Observational evidence for the role of acute revascularisation in decompensated HFrEF is extremely limited, in part because it is rarely utilised in current clinical practice. Angiography remains underutilised in the acute setting, with recent data from the BIOSTAT-CHF programme demonstrating that only 12.5% of patients underwent angiography within 30 days of decompensation [65•]. Of 170,000 patients across three large ADHF registries, only 2–4% received inpatient revascularisation [6]. There is a small amount of retrospective data to suggest improved outcomes in ADHF patients who have undergone prior revascularisation, data that will again be subject to significant selection bias.

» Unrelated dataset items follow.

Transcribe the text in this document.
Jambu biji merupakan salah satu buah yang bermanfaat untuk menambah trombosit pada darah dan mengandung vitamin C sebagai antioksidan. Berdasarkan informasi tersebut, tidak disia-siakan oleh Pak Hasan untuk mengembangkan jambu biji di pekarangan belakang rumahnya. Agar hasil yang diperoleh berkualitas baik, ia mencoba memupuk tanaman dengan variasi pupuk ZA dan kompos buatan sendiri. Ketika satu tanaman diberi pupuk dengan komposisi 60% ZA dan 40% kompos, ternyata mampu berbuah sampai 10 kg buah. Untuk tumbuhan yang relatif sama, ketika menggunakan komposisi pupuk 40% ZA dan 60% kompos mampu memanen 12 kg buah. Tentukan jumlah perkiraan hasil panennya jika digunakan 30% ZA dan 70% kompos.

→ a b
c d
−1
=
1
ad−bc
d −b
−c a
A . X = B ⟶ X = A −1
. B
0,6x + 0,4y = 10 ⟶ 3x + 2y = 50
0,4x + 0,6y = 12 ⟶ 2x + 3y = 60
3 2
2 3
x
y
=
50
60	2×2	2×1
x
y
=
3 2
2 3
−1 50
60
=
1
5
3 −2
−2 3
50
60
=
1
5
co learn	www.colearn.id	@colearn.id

As the benefit of revascularisation in the management of acutely decompensated heart failure is not defined, clinicians may take a pragmatic approach. In our centre, we have a low threshold for coronary angiography performed during the index admission. This permits early risk stratification and ongoing planning. Inpatient revascularisation is performed only where there is concern for developing cardiogenic shock or an inotrope requirement, or an ACS cannot be excluded on clinical grounds (including TIMI flow grade < 3). In patients without these features, revascularisation is initially deferred. Subsequent management strategy is discussed at a multidisciplinary forum and with the patient, with consideration given to enrolment in relevant clinical trials. Future investigations of the role of acute revascularisation in ADHF would be welcomed.

Conclusions

The last decade has seen significant advances in our understanding of hibernation and its role in ischaemic left ventricular dysfunction. In particular, progress has been made in pathophysiological research, relevant diagnostics (particularly coronary physiology and CMR) and revascularisation techniques (including reducing surgical risk, complex/CTO angioplasty and mechanical circulatory support). These have contributed to far greater understanding of the role of revascularisation in ischaemic heart failure. Our knowledge of the utility of these techniques in the setting of decompensated heart failure remains primitive and is an essential avenue for future investigation.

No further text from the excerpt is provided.